C'est sain. Mais la preuve est une condition, pas une direction. On peut prouver qu'une formation a été exécutée sans avoir jamais vérifié qu'elle menait quelque part. Contrôler la sincérité d'un dispositif ne dit rien de la cohérence d'une trajectoire. La transparence assainit le marché ; elle ne réoriente pas une vie. J'y insistais dans ma tribune sur les coupes budgétaires : on ne répare pas par le contrôle ce qu'on a cassé par le manque de sens.

Le territoire, ou la République qui recommence par le bas

La réponse la plus intéressante ne vient pas d'un grand plan national. Elle vient d'en bas. Par une délibération du 15 juin 2026, la Région Nouvelle-Aquitaine a créé un fonds de soutien aux initiatives territoriales de formation et d'emploi : il exige que chaque projet réponde à un besoin identifié localement, repose sur un diagnostic partagé et soit porté par plusieurs acteurs du territoire. En 2025, une centaine de projets comparables avaient déjà accompagné environ 3 000 demandeurs d'emploi.

Ce qui compte ici n'est pas le montant. C'est l'ordre des opérations. La logique nationale fonctionne à l'endroit : une formation existe, on lui cherche des candidats, on espère une insertion. La logique territoriale fonctionne à l'envers : un besoin existe, on réunit les acteurs, on construit la formation, on prépare l'emploi. C'est cette inversion qui rend une trajectoire possible — parce qu'elle part du réel, et non du catalogue.

Une République des chances ne se décrète pas depuis un plateau. Elle se reconstruit dans les bassins de vie, là où un travail réel attend quelqu'un au bout d'un chemin. Un territoire ne devrait pas financer une formation parce qu'elle existe. Il devrait la financer parce qu'une place réelle, digne, soutenable, attend d'être tenue.

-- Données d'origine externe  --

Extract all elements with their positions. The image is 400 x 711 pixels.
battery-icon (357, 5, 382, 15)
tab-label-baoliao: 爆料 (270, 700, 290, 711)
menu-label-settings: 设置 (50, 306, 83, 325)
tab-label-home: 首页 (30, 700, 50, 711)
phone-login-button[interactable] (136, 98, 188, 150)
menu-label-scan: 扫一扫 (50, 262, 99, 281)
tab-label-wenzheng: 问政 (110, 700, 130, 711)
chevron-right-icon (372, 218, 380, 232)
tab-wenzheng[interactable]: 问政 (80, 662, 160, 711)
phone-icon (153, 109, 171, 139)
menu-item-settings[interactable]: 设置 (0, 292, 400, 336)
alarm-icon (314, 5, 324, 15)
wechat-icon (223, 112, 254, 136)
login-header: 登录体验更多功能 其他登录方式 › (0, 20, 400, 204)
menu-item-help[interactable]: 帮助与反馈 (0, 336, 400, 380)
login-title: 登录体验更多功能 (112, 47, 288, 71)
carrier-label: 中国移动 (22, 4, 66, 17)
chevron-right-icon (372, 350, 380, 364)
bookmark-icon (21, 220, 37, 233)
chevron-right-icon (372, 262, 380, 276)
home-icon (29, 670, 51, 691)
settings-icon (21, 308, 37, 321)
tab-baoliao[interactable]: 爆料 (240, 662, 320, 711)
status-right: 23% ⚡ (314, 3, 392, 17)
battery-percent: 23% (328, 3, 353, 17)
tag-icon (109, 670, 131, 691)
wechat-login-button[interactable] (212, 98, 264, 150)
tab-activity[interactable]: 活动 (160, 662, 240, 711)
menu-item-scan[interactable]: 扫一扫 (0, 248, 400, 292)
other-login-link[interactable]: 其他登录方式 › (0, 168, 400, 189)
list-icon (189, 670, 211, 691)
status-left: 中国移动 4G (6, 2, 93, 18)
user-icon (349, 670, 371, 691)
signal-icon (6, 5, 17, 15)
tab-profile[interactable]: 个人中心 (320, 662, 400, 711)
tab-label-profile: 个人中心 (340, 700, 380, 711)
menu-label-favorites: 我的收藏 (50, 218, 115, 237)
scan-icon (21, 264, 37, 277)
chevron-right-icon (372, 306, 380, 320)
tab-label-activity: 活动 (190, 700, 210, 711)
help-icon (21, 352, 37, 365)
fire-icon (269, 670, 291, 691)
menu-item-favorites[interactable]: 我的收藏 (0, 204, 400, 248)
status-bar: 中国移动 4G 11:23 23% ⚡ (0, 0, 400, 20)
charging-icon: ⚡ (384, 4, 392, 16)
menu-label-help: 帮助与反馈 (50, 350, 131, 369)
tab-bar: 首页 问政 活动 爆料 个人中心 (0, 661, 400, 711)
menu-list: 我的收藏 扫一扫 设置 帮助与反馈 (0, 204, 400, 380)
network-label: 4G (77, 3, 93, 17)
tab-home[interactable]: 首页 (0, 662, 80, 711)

La République des trajectoires

Nous n'avons pas à choisir entre la culture générale et la compétence, entre l'école qui émancipe et la formation qui insère. Ce faux débat nous a coûté cher. Nous avons à les relier — comme on relie une personne à une utilité, une compétence à une preuve, un projet à un territoire.

La République des diplômes a été une promesse d'entrée. La République des trajectoires doit être une promesse de suite. Elle ne consiste pas à promettre à chaque jeune qu'un titre lui garantira une place ; elle consiste à lui donner les moyens de comprendre le réel, de découvrir plusieurs formes de réussite et de construire, pas à pas, sa crédibilité. Elle ne consiste pas à pousser chaque salarié épuisé vers une formation de plus ; elle consiste à l'aider d'abord à distinguer ce qui relève de son métier, de son organisation, de son territoire ou de sa propre trajectoire.

C'est un travail de terrain autant qu'un choix de société. Sur le versant concret — la méthode, les cinq cohérences à vérifier avant de s'engager —, je l'ai détaillé côté pratique : la France ne manque pas de formations, elle manque de trajectoires. Ce manifeste-ci en est le versant politique. Les deux disent la même chose : former un adulte ou orienter un jeune, ce n'est pas remplir une place disponible. C'est rendre une direction à ceux à qui l'on a beaucoup promis.

La France ne retrouvera pas de prospérité en produisant seulement davantage de diplômés. Elle la retrouvera lorsqu'elle saura produire davantage de trajectoires qui tiennent. C'est peut-être cela, aujourd'hui, refaire République : non plus garantir un titre à chacun, mais rendre à chacun un chemin lisible — et la dignité de le choisir.

Sources : France Stratégie, département Travail-Emploi-Compétences (déclassement des jeunes diplômés, 2026) ; INSEE (accès à l'emploi qualifié par niveau de diplôme) ; baromètre Empreinte Humaine × Ipsos du 2 juin 2026 ; Cap Métiers Nouvelle-Aquitaine (fonds territorial, délibération du 15 juin 2026) ; loi n° 2026-534 du 25 juin 2026. Consultées le 13 juillet 2026.